While coalition governments will have challenges, they also offer opportunities. None more so than to transform the image of the Tory Party. The lame attempts by socialists to claim the mantle of “progressive” should now be laid to rest. One look at the current state of the British economy should dispel any notion that 13 years of Labour government has seen progress. Despite David Cameron’s generous acknowledgement of advances in tolerance and openness seen in the last decade, I would argue that the majority of this has come from the bottom up, rather than led by the government. Remember, only the Conservative Party has been progressive enough to elect a woman as its leader.

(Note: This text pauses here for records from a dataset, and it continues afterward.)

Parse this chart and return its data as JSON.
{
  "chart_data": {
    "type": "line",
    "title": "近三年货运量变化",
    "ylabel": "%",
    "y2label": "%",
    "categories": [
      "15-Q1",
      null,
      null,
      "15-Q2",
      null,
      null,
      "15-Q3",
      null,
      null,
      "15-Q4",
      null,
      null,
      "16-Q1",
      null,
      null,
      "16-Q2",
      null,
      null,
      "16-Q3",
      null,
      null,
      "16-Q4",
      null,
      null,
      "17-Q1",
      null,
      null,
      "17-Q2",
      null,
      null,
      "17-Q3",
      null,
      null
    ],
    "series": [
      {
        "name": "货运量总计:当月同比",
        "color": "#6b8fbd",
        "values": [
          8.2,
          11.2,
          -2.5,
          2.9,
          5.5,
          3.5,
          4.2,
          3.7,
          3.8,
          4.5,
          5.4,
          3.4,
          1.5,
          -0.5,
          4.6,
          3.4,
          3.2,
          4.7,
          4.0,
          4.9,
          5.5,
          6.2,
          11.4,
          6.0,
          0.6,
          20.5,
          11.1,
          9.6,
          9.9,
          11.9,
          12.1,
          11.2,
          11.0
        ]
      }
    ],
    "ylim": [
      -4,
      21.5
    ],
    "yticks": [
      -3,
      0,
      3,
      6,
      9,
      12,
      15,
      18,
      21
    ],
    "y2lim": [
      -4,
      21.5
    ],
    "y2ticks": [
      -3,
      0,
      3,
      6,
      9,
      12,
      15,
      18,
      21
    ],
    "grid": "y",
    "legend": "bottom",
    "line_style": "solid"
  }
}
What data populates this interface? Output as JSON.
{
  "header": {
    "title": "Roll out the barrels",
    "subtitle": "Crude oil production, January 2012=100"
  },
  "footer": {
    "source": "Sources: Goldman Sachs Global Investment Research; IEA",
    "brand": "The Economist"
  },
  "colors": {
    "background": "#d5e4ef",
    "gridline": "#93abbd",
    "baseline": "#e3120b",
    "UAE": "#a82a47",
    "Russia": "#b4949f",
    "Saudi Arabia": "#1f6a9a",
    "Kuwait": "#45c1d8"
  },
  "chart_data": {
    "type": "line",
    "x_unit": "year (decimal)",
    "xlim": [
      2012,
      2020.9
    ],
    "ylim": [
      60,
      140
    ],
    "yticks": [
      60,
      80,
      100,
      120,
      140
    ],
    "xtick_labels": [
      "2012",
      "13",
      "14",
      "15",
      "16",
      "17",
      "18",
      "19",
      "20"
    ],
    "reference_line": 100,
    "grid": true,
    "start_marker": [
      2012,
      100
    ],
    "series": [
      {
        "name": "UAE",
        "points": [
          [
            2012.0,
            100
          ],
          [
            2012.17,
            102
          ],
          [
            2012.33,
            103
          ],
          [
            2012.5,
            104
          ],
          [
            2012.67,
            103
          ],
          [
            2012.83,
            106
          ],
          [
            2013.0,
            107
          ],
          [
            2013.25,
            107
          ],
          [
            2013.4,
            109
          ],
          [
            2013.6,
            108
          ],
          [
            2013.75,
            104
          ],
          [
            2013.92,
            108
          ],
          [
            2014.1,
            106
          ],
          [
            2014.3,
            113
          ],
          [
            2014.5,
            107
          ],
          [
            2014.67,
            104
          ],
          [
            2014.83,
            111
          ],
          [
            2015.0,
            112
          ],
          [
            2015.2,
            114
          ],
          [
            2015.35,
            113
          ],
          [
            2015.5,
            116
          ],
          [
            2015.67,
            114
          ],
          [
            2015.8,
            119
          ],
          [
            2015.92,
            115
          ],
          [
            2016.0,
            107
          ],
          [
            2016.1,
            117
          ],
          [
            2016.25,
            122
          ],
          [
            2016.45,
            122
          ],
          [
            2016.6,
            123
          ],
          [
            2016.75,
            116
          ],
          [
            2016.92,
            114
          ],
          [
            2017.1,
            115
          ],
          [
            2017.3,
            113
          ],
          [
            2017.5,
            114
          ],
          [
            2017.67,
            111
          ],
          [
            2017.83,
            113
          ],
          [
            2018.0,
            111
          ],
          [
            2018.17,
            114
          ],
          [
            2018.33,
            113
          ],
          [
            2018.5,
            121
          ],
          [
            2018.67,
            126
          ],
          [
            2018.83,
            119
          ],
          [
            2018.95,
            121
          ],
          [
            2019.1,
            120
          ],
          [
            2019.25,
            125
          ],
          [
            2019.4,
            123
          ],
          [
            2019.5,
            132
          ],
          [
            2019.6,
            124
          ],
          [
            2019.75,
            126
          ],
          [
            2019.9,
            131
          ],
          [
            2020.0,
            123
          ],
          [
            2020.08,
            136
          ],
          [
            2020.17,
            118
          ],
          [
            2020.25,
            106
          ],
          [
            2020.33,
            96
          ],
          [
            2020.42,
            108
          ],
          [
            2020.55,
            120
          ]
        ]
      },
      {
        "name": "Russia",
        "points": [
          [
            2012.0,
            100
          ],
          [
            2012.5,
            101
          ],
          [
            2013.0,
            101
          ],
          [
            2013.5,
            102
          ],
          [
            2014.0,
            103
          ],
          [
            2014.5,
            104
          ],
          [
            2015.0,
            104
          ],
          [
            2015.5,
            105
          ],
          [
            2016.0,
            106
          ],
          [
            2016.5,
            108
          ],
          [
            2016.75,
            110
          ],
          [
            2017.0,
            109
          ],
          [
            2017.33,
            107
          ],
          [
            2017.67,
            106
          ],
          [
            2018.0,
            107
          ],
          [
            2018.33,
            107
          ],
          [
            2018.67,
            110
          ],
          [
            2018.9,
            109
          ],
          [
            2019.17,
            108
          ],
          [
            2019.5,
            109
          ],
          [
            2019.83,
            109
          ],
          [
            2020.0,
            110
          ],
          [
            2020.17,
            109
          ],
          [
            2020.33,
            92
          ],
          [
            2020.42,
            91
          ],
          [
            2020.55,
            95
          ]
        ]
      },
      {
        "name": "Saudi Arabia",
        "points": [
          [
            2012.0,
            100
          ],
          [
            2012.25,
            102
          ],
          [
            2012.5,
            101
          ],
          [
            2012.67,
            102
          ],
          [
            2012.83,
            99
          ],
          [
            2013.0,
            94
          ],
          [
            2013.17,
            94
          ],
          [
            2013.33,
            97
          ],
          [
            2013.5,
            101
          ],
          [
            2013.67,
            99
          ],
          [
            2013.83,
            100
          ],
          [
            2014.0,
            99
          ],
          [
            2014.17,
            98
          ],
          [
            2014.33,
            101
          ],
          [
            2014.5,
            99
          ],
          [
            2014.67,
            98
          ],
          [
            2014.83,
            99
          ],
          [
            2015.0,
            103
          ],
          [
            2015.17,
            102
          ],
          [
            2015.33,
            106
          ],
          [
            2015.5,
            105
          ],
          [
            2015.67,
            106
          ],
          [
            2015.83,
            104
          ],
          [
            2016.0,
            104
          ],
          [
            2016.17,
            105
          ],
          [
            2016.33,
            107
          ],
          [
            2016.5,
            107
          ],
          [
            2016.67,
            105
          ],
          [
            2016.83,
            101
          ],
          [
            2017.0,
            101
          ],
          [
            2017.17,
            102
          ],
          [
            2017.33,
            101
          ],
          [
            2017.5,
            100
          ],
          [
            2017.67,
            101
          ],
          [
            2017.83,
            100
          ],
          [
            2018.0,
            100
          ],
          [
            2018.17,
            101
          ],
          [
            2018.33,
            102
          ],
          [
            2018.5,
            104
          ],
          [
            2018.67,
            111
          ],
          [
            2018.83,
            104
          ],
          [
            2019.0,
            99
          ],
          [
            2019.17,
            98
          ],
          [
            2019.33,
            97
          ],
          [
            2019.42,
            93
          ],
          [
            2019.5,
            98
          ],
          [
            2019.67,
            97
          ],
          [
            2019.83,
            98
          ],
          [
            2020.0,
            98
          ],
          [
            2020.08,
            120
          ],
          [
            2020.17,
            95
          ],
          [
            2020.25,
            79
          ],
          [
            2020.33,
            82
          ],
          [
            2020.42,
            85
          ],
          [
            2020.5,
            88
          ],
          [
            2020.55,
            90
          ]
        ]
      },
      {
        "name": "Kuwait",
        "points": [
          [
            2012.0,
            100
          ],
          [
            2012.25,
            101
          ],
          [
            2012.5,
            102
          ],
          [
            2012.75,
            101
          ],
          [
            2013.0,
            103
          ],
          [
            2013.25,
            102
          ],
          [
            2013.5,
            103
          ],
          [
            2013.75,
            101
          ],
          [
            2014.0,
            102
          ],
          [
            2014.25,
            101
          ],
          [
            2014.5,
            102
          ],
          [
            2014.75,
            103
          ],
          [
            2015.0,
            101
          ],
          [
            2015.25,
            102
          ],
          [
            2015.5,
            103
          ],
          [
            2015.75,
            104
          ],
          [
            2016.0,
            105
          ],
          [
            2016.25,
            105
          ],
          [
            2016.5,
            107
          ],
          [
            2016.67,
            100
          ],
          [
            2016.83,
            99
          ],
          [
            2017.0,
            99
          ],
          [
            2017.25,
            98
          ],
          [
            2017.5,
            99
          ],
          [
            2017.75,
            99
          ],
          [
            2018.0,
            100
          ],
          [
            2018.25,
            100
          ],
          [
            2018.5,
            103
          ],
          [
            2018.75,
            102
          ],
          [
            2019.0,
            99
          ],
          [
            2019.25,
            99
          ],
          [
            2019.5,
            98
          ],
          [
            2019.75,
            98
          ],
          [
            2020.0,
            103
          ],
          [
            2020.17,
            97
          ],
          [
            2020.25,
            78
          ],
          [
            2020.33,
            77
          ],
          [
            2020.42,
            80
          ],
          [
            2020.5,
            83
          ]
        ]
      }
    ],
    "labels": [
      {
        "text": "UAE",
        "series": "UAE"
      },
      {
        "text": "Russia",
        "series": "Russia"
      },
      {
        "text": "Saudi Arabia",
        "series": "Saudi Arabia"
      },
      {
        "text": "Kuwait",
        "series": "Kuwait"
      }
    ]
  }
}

Hopefully, this coalition will also help dispel the myth that the Conservative Party is here to serve to interests of the rich. As a non rich supporter of the Conservative Party I know that it is capitalism and free societies that allow social mobility, not the clunking fist of the state. It is the poorest who are suffering most in this economic downturn and they are the ones who will benefit most from sensible economic policies. Yes, the rich will benefit from a strong economy, but this is a very welcome side effect, not a goal.
After a decade of regressive Labour Party policies, I look forward to bold policies to achieve real progress. In this current climate, this can be best be achieved by combining the best in both the Conservative and Liberal Democrat parties.